Yours use 4,5,7,8 for power and data, otherwise they would not be GbE.
 

thiggins

Mr. Easy
Staff member
It's not the specific pairs that are used. It's how the DC is coupled into the pairs.

My example diagrams may not match the design of your specific coupler. But any passive PoE device that is connecting DC directly to any wire is risking damage to the equipment it is used with.
 

CaptainSTX

Part of the Furniture
Let's summarize how to use POE injectors to hopefully prevent someone from damaging a device in the future.

1. If a device isn't designed to be powered directly using POE delivered to an Ethernet port then you need to use a pair on injectors. One to insert the power and the other attached to the device to be powered to separate the power from the data.

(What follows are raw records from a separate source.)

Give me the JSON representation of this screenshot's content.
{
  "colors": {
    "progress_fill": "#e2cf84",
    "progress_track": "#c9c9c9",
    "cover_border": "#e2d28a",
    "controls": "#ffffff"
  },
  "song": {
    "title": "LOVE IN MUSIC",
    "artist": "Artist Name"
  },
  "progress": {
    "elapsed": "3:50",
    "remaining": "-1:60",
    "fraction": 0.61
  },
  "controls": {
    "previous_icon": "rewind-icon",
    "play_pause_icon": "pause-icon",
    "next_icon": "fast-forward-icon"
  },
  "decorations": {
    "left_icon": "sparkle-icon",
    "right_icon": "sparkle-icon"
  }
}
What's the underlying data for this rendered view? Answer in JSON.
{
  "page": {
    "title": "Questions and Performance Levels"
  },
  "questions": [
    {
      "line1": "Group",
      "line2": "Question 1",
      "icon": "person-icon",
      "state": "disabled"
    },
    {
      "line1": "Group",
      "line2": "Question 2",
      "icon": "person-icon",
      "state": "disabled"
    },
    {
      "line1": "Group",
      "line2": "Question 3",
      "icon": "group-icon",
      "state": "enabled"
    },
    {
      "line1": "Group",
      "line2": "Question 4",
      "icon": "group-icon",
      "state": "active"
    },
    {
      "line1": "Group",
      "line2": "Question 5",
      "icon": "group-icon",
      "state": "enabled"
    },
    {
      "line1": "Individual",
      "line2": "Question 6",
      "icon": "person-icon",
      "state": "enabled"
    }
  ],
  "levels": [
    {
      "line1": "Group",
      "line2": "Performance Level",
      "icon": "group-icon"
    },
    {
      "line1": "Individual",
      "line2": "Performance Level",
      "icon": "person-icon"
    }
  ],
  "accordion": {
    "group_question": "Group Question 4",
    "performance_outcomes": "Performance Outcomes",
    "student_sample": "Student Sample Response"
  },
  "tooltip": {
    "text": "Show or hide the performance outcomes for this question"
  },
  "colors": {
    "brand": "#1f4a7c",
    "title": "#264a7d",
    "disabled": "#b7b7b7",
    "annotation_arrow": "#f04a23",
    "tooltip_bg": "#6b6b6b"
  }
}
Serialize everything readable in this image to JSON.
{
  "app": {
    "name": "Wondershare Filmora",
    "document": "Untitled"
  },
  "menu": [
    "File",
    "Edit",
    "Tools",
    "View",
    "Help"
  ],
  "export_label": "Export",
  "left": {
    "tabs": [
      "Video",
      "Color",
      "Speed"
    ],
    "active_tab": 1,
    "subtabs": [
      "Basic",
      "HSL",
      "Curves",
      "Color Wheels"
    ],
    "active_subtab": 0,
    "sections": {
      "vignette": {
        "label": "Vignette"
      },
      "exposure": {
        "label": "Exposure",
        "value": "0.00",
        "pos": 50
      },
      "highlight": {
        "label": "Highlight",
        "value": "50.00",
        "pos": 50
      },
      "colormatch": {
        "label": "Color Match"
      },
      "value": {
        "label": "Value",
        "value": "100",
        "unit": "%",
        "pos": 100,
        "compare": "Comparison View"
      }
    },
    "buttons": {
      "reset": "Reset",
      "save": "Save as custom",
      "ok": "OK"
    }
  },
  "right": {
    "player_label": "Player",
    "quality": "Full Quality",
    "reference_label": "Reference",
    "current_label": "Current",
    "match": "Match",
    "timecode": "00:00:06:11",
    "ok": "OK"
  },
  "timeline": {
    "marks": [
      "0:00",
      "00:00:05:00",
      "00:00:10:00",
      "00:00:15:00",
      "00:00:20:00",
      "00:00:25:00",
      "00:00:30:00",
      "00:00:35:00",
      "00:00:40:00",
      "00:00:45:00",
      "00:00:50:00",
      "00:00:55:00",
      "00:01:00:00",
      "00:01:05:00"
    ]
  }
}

2. Injectors that are only capable of 100Mbps use four wires for data (1-2 & 3-6). The other four wires for power. This type of injector only terminates four pins in the Ethernet jacks in the injector to isolate the data from the DC power. If an injector is incorrectly terminated or there is a short a connected device could be damaged.

3. POE injectors capable 1000Mbps use all eight wires to transmit data.

4. The power source to inject voltage must deliver the DC voltage the device to be powered is designed for. To high and you destroy the device and if it is to low from voltage drop or an incorrect supply the device being powered by POE may not function correctly.